The Islamic militant group Hamas is trying to re-establish control of the Gaza Strip after a devastating three-week war with Israel. Meanwhile, Israel is concerned about allegations of war crimes, saying it will offer legal protection to soldiers.

The Hamas government has reopened for business in Gaza, though most of its offices were bombed by Israel. So officials set up tables in the rubble or worked from their cars.

Hamas plans to distribute $52 million  in aid to Palestinians who lost family members or whose homes were damaged in the war. But that is a fraction of what is needed to rebuild Gaza.

"The reconstruction and redevelopment of Gaza is something that will take years and years and billions and billions of dollars," Holmes said.

John Holmes is the United Nations Under-Secretary-General for Humanitarian Affairs.

"There are areas where the destruction is very widespread, both of public infrastructure, an industrial site I saw that had been completely and systematically flattened, and other damage to residential areas, as well. So, it was a shocking sight in many places, and that underlines the depths of the humanitarian needs we need to address," Holmes said.

The U.N. and European Union have accused Israel of excessive use of force in Gaza and some human rights groups are accusing Israel of war crimes. At the weekly Cabinet meeting in Jerusalem, Israeli Prime Minister Ehud Olmert promised military personnel state protection from foreign prosecution.

Mr.
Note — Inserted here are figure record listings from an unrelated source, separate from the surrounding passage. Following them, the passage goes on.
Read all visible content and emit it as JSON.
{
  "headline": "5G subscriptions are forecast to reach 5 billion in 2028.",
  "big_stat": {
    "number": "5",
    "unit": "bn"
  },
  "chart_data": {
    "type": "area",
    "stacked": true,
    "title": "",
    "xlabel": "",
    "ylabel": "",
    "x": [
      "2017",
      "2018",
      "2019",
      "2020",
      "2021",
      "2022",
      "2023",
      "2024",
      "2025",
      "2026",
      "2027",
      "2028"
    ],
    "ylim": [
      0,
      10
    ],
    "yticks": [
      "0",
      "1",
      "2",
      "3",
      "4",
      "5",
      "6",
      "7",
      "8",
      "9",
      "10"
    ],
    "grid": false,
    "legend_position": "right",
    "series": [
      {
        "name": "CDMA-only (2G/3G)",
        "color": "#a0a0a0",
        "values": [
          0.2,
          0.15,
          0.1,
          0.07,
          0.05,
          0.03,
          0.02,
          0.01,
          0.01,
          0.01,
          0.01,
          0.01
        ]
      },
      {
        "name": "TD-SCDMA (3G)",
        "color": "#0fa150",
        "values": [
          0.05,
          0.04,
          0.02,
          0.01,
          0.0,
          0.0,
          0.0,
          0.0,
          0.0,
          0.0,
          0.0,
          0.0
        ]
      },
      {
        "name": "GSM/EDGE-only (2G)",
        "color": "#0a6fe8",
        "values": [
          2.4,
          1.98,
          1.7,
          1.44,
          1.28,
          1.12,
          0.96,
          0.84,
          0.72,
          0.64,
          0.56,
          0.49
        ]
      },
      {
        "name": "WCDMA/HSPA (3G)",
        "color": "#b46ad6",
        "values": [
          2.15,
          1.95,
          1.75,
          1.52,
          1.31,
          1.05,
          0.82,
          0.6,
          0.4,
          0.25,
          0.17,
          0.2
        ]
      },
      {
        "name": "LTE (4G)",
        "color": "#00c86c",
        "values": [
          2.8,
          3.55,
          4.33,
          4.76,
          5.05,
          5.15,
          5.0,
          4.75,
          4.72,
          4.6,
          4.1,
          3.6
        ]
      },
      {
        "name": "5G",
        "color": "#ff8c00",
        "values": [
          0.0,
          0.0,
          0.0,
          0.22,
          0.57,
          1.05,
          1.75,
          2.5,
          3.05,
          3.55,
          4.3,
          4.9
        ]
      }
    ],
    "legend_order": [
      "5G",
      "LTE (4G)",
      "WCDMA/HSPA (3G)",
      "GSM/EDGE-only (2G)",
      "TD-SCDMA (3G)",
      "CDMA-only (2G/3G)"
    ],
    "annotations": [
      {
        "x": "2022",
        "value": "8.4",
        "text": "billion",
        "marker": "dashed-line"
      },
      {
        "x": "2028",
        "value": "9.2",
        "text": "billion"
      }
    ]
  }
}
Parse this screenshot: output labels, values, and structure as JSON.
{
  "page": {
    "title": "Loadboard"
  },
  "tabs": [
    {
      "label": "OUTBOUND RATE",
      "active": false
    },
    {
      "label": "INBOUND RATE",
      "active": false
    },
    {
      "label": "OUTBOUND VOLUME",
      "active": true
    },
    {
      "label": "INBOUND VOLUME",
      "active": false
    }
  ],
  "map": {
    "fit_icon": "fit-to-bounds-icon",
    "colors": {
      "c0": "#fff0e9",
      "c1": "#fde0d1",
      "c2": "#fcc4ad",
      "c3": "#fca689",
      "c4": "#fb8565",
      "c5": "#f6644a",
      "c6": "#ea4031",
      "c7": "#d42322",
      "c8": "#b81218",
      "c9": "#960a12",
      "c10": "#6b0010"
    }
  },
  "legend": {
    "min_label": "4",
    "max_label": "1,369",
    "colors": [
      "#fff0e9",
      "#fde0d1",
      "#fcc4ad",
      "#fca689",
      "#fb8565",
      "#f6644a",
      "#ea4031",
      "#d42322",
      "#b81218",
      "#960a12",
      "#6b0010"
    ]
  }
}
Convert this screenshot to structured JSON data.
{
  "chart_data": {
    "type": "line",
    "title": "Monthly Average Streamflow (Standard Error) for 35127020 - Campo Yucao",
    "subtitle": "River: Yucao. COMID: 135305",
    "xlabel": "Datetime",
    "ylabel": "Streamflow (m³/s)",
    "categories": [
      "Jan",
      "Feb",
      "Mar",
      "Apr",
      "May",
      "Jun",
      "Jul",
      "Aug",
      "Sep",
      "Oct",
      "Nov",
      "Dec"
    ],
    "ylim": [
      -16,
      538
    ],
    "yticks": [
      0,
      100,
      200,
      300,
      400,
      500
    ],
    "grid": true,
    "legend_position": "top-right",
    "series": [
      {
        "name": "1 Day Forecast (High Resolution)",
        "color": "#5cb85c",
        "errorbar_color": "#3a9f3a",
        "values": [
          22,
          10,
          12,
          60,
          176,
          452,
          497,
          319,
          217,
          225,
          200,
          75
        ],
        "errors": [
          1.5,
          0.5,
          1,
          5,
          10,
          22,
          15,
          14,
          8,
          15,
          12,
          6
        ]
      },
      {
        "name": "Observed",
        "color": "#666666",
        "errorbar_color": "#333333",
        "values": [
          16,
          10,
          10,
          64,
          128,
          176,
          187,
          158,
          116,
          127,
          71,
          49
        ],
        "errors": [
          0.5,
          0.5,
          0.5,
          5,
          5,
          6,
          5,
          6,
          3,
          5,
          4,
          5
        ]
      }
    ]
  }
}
Olmert told the Cabinet that just as commanders and soldiers protected Israel with their bodies during the Gaza war, so the government of Israel would defend them.   

Israel says it undertook the offensive in Gaza to defend itself against Hamas rocket attacks.

U.S. diplomatic sources, meanwhile, say President Barack Obama is sending his Middle East envoy, former Senator George Mitchell, to the region this week.